Heavy Traffic Diffusion Limit for a Closed Queueing Network with Single-Server and Infinite-Server Stations
Amir A. Alwan, Barış Ata
TL;DR
The paper derives a diffusion approximation for a closed queueing network with $J$ single-server and $K$ infinite-server stations in heavy traffic, using a continuous-mapping approach to establish a multidimensional reflected diffusion as the limit of diffusion-scaled queue lengths and idle times. The analysis scales the single-server rates with $n$ while keeping infinite-server rates fixed, and imposes a two-level routing structure, enabling a Skorokhod-problem description and a nonlinear regulator mapping for the limit. The model captures origin-destination dynamics and heterogeneous travel times, providing a tractable framework for diffusion-scale control in ride-hailing-like systems and beyond.

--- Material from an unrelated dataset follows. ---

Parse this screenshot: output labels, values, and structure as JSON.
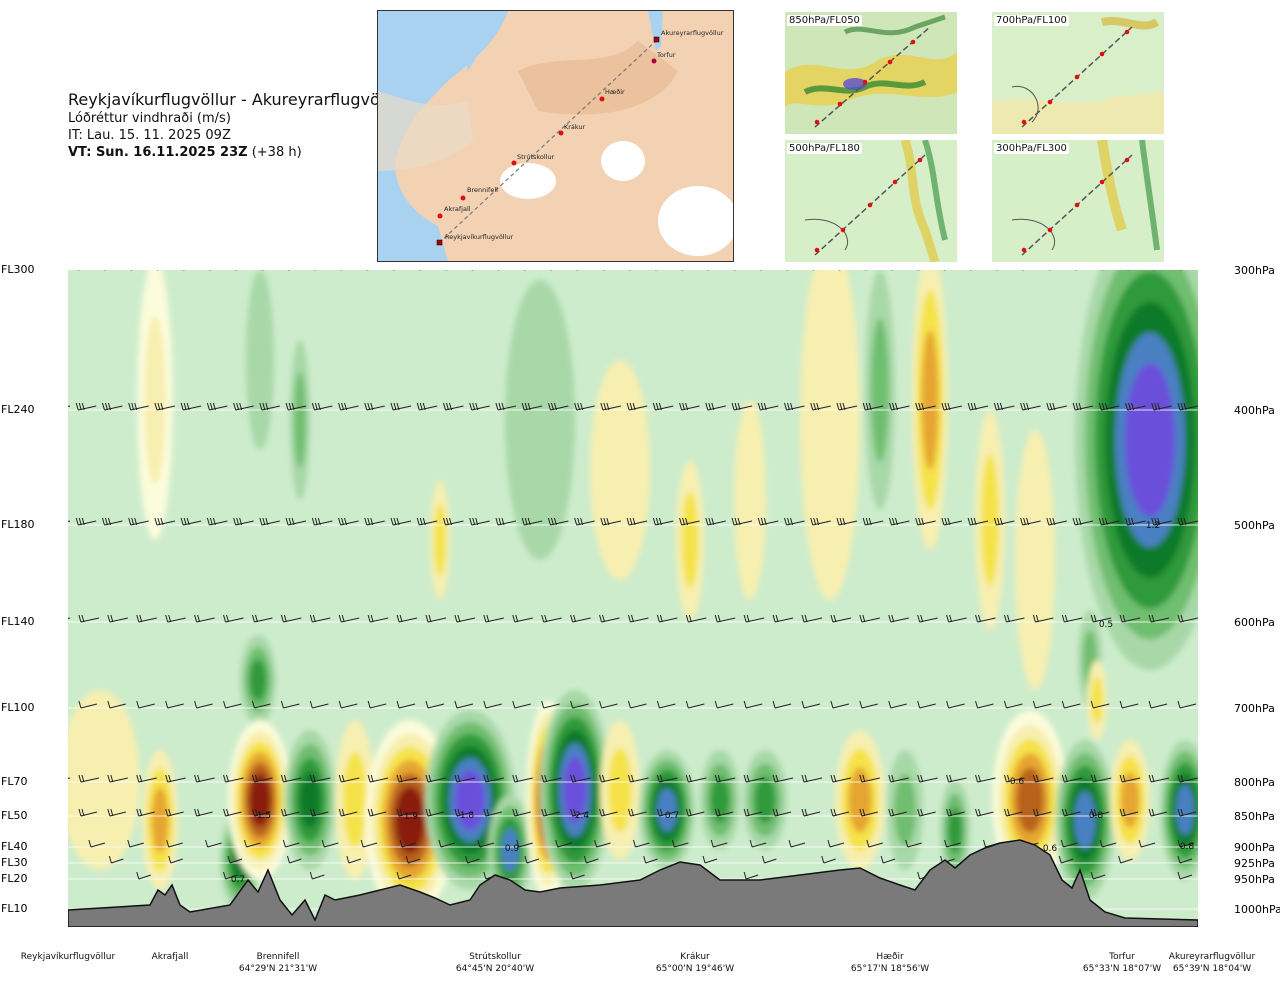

This work generalizes prior diffusion limits by allowing multiple infinite-server nodes and two-level routing, laying theoretical groundwork for high-dimensional stochastic-control methods in closed networks.
Abstract
This paper studies the limiting behavior of a closed queueing network with multiple single-server and infinite-server stations. Under a heavy traffic asymptotic regime$\unicode{x2014}$where the number of jobs and single-server service rates grow large while infinite-server rates remain fixed$\unicode{x2014}$we prove a weak convergence result for the queue length and idleness process vector, providing an approximation for the original system.